Likewise, tourists in Verona click their cameras at the balcony whence, according to Shakespeare, fair Juliet wondered about dear Romeo’s whereabouts, and others at Elsinor castle stand in the open and fantasize about Hamlet posing himself the question whether to be or not to be.

Naïve realism imagines reality to consist of concrete stuff, and that the world of science alone captures it, because it is from the scientist’s grasp that a hundred things of practical relevance have flowed. But then, the vision of some ancient poets also led to the flowering of entities that have enriched enormously the human experience. Not just plays and poems, but the fabric of Greek society and the framework of Greek theology were influenced and inspired by the Homeric poems. The few surviving clay tablets from Ras Shamra are but faint remnants of ancient Phoenician epics of the fourteenth century BCE. The tell the tales of Baal, the divine, who appeared in many forms as the gods of the various cities with names like Melkarth and Moloch.

The poet’s visions don’t always create worlds and beings out of nothing.
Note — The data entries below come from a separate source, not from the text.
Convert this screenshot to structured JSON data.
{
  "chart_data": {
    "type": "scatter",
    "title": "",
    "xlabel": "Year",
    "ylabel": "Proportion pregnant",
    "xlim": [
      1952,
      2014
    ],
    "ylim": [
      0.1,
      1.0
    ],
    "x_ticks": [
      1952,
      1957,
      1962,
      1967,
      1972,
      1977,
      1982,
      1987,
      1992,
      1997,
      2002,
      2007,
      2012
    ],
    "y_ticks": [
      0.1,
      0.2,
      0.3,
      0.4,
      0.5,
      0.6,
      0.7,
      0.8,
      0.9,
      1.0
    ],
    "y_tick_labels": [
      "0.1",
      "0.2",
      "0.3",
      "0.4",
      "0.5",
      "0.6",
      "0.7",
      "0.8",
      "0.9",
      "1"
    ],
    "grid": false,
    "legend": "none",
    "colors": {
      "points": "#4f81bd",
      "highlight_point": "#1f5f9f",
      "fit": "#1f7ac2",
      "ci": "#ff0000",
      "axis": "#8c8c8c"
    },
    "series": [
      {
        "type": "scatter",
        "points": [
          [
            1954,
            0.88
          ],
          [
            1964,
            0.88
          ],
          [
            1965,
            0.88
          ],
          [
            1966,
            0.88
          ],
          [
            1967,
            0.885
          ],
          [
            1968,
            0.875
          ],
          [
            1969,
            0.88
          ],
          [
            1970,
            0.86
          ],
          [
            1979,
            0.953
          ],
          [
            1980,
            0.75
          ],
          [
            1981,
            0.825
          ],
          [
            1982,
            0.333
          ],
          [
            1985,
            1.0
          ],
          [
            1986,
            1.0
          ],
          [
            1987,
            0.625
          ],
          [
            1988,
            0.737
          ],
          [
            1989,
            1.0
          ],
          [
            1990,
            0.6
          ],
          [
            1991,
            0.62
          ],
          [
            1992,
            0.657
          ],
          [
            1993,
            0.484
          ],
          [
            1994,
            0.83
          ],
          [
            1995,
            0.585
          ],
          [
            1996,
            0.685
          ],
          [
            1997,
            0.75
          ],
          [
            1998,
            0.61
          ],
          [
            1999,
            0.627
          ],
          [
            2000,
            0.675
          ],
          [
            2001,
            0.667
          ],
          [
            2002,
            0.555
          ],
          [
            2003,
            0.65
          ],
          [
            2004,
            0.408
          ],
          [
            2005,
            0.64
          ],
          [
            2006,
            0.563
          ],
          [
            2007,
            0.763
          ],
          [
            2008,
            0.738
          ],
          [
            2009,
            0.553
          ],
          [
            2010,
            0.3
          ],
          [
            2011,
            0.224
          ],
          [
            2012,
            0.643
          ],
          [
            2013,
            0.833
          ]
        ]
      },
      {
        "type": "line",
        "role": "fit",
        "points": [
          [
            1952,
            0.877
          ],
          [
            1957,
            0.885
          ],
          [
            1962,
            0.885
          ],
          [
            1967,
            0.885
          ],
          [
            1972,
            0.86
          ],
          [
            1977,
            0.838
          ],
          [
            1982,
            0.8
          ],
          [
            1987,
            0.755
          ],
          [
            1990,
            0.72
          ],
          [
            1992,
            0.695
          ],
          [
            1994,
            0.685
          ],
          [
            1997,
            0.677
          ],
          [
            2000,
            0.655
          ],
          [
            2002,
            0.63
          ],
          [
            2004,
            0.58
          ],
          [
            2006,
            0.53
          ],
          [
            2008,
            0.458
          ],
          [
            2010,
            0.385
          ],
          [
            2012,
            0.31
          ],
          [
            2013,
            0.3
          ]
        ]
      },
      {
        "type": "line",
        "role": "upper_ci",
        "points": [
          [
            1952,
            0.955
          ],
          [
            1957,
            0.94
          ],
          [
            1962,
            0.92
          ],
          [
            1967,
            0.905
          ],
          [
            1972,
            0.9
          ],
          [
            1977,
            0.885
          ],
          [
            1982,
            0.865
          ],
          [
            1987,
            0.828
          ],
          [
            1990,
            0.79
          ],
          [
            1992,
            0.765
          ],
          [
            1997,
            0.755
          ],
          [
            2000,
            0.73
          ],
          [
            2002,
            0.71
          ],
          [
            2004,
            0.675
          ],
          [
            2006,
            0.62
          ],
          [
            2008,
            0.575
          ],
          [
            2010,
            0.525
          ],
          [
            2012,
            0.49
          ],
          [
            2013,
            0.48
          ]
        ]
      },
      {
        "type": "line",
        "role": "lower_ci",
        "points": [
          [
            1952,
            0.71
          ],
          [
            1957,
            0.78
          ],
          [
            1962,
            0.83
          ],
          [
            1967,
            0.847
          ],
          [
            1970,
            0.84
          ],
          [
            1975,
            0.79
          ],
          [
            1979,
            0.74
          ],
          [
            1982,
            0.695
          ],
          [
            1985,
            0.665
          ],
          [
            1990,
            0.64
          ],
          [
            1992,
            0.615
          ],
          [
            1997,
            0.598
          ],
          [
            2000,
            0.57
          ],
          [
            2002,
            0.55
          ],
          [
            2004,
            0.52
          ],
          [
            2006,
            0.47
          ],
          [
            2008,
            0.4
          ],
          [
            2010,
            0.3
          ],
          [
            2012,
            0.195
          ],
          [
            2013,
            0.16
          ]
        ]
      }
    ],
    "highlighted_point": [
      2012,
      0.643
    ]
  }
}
Sometimes, like powerful microscopes, they merely focus and render more visible entities of which the people had already heard. The horrors of Hell and the glories of Heaven, saints, angels, and God Himself, were all part of the medieval framework of worlds beyond. In those times, a hundred poets rhymed and sang about them with the conviction of present day physicists who speak to the public of quarks and gluons. Dante’s immortal Commedia is a veritable guided tour of heaven and hell and in-between, describing in superb and spine chilling triads what awaits sinners of every kind, and those who have not become part of Christ’s flock. He takes us through biting cold and blistering heat, powerful storms and filthy mire, where ex-gluttons lie pitifully submerged in murky mud and are pelted with hail; where heretics burn in their tombs; where violent criminals languish in rivers of blood. Such are the visions of the poet of what lies beyond. But apart from the balance and rhyme of the lines, much of what Dante said was in consonance with what most of his contemporaries really believed in. Horrible hell and magnificent heaven were surely not Dante’s creations, nor the celestial kingdom where Christ, the Lord, reigns supreme. From this distance in time we might read Dante’s lines as the allegory it was meant to be. However, in the days of magical thinking, Mercury, Mars, and Moon were not just inert objects orbiting an indifferent sun, but heavenly abodes where mortals with various credits of merit had ascended post-mortem. The saints Peter, James, and John were not just apostles who had lived and died, leaving their Biblical legacies, but loyal attendants of Christ and Mary walking up there in the starry firmament, waiting to interrogate those who have earned their entry into Paradise. Our telescopes may not reveal them, not our astronomy believe in them, but these were very much part of reality for our ancestors of a by-gone age, and for many in our own times. And it was the poet who with the splendid light of his words, makes the people acutely aware of that reality.